Not ‘Critically Important’


While the eminent domain language has since been removed from the HB 5917 bill, let us not forget that it is one more shameless attempt for the Shoreline Greenway Trail to circumvent the will of the people and the voice of local legislation to impose bicycle roads on pristine, preserved open space and farmland. The Leete family has privately and publicly rejected these loosely formulated proposals for such roads for more than 15 years. It appears that, once again, the voices of the people and local government must be heard.

Proponents for such “greenway” roads (incongruence intended) include not only members of The Farmington Canal Rail-to-Trail Association and the East Coast Greenway Alliance but also locally elected officials Senator Christine Cohen (Guilford) and Representative Roland Lemar (New Haven). This support is underscored as it is in stark contrast to the rejection these proposals received from constituents during the last go around (2016-’17).

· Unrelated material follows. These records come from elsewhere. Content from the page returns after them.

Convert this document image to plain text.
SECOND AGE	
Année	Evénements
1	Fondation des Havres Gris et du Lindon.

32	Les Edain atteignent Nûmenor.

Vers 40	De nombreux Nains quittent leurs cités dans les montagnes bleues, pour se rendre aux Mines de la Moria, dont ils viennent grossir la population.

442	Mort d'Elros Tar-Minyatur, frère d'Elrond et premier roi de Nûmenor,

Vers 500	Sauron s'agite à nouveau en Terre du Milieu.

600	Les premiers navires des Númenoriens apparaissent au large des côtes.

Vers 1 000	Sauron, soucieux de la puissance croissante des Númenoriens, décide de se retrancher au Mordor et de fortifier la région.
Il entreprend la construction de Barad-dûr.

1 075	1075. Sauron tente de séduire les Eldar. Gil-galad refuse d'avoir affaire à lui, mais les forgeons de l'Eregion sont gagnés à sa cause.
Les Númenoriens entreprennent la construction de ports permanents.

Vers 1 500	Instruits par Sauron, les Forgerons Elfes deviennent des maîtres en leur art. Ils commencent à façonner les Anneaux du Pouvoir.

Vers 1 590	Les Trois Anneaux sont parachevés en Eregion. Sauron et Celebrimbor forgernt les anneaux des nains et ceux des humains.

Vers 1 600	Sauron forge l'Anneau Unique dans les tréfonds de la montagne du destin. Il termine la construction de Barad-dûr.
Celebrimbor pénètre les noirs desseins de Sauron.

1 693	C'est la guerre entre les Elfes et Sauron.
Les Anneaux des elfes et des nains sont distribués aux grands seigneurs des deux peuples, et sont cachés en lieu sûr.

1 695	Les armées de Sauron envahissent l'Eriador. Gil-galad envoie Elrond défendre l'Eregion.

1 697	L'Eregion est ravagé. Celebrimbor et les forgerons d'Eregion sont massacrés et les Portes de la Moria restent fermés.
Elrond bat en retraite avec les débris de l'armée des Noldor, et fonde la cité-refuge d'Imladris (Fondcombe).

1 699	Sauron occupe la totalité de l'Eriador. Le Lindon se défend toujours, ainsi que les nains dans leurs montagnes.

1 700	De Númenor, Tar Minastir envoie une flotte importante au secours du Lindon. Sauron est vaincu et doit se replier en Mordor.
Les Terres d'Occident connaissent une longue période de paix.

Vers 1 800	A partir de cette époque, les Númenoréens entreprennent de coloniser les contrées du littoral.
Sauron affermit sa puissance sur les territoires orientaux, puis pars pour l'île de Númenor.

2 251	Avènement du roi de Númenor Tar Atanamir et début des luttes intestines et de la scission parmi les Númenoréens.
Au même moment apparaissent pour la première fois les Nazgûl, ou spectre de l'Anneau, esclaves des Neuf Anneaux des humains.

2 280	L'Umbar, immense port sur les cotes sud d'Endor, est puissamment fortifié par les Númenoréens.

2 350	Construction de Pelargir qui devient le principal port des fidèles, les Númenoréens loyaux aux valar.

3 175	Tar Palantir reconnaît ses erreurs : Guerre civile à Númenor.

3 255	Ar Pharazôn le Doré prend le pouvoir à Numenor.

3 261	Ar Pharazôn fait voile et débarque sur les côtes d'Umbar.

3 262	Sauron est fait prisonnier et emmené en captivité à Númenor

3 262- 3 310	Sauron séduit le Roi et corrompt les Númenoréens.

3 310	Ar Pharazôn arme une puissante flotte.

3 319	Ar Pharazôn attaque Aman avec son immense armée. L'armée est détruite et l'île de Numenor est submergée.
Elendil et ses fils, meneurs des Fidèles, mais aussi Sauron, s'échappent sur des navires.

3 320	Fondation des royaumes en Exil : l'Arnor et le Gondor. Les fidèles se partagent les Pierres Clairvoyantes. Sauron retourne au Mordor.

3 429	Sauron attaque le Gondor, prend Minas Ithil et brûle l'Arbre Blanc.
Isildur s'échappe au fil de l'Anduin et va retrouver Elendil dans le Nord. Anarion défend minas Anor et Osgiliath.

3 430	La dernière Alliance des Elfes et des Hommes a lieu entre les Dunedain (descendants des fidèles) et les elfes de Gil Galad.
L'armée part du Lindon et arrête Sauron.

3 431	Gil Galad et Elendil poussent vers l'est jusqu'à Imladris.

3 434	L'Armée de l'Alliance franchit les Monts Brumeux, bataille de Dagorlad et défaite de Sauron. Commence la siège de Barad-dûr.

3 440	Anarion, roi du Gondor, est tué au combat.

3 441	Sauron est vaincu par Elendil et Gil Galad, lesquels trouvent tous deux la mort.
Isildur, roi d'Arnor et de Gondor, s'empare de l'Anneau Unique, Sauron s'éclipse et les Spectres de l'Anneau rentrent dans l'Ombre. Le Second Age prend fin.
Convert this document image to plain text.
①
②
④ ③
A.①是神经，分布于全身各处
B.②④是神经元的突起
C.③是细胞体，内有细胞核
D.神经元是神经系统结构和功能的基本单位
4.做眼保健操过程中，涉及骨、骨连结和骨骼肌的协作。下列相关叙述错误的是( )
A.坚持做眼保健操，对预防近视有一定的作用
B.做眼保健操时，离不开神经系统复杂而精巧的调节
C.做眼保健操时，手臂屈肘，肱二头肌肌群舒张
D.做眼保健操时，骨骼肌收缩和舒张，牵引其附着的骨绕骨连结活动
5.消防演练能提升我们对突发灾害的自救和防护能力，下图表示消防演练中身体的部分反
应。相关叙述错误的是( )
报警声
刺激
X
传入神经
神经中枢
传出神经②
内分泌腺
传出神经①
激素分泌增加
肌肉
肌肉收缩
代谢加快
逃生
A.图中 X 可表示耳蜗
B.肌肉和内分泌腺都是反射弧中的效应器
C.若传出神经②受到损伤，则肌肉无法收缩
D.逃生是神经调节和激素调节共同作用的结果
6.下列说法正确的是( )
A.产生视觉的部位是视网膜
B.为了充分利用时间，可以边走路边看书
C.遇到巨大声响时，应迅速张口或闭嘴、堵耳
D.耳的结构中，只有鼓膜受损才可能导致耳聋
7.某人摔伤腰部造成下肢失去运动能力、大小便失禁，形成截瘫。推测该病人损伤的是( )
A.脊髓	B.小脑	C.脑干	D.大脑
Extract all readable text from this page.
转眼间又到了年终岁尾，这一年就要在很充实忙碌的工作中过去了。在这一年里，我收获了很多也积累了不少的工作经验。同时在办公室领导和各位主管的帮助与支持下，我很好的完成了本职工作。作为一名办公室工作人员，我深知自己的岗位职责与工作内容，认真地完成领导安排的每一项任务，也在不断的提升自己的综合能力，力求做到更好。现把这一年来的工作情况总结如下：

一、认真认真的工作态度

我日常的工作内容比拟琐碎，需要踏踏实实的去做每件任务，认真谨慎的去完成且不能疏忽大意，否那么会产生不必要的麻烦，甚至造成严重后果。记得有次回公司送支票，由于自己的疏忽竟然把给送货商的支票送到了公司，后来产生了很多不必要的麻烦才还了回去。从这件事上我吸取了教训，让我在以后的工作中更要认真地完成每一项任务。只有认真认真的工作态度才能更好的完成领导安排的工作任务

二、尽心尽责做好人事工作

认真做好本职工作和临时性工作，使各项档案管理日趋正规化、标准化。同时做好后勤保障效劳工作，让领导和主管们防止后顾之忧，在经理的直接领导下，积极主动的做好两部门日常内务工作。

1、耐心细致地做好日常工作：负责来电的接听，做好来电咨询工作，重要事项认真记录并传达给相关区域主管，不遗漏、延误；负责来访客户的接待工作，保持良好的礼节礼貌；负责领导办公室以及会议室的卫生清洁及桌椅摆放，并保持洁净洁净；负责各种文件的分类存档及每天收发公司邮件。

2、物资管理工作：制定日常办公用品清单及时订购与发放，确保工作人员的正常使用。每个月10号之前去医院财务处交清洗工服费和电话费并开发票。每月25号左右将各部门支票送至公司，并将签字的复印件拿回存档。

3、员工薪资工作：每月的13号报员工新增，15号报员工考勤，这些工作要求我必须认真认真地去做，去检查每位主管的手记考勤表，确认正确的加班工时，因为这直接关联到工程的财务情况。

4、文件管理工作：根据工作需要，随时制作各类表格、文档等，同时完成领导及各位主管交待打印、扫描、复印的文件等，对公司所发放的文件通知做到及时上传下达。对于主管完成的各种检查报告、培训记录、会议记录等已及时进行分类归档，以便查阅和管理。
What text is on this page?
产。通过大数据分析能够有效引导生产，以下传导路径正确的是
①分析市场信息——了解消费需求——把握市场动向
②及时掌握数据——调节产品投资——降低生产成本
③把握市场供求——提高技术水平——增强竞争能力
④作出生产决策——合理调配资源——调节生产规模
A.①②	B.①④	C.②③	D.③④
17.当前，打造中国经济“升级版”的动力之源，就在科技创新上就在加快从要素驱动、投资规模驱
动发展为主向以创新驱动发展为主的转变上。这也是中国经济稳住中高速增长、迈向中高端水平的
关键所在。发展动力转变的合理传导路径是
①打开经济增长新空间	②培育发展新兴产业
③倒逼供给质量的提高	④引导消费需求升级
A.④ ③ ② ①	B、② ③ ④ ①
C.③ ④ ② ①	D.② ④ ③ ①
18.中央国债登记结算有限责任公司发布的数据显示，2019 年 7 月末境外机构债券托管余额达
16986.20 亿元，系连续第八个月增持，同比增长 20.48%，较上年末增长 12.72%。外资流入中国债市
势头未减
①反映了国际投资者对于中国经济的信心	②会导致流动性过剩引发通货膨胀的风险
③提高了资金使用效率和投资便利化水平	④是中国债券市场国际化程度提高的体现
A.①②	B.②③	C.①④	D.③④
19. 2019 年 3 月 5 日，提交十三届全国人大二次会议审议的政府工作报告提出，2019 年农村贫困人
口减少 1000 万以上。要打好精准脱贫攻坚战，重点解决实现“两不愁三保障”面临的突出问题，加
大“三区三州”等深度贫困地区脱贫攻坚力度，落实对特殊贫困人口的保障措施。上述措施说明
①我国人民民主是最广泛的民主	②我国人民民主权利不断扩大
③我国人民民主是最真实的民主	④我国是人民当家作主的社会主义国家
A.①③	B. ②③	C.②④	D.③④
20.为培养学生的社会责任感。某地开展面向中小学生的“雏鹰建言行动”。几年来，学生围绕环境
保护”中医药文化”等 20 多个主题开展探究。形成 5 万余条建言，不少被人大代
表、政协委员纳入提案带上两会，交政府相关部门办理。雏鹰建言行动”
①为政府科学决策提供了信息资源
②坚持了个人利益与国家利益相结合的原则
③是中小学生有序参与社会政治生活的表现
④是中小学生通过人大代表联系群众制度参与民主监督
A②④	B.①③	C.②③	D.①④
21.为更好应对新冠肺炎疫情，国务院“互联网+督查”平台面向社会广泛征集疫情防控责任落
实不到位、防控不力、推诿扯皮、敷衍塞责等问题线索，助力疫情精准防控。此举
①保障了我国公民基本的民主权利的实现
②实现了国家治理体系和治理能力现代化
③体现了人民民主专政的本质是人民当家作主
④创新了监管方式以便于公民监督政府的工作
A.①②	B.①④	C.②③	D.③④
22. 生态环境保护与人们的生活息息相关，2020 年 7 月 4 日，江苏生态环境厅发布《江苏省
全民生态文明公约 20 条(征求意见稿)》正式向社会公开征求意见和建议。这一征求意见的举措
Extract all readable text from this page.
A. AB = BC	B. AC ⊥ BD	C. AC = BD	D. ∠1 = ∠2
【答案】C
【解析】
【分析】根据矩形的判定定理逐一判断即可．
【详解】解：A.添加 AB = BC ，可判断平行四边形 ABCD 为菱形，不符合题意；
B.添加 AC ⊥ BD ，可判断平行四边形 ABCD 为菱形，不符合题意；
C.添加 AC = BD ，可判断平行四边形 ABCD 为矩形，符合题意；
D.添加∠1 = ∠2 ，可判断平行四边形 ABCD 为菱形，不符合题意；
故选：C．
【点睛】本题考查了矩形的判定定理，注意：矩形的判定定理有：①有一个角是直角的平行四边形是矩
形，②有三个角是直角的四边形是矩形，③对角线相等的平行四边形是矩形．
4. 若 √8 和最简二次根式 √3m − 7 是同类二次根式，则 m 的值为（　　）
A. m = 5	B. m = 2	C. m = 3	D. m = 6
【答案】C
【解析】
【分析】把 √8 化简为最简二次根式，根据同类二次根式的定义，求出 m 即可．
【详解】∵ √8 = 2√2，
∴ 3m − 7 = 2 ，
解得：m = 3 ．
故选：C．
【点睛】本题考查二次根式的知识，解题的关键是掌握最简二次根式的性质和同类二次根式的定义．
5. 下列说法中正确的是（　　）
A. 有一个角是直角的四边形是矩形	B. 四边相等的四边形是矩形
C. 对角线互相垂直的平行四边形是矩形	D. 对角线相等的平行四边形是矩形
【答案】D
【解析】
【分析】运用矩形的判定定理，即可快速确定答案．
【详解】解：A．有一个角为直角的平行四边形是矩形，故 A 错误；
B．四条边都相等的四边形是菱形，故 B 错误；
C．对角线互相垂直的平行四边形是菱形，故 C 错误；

As representatives of the Leete family, who has owned land in Guilford for more than 350 years, we feel a certain obligation as stewards of that land to maintain the farmland, marshes, and woodlands as the open space and denizen for wildlife that it is. Bicycle roads are not greenways. Bicycle roads are not “critically important” (Lisa Fernandez, President of The Farmington Canal Rail-to-Trail Association), they should not be “treated like other transportation facilities” (Sandy Fry, Chair of Connecticut Bicycle and Pedestrian Advisory Board), and they are not “important alternative transportation” corridors (R Bruce Donald, Southern New England Manager East Coast Greenway Alliance). Let’s be clear….the bicycle roads are strictly for recreational means. They also represent a use that is disparate from what our family has endeavored to maintain over three centuries.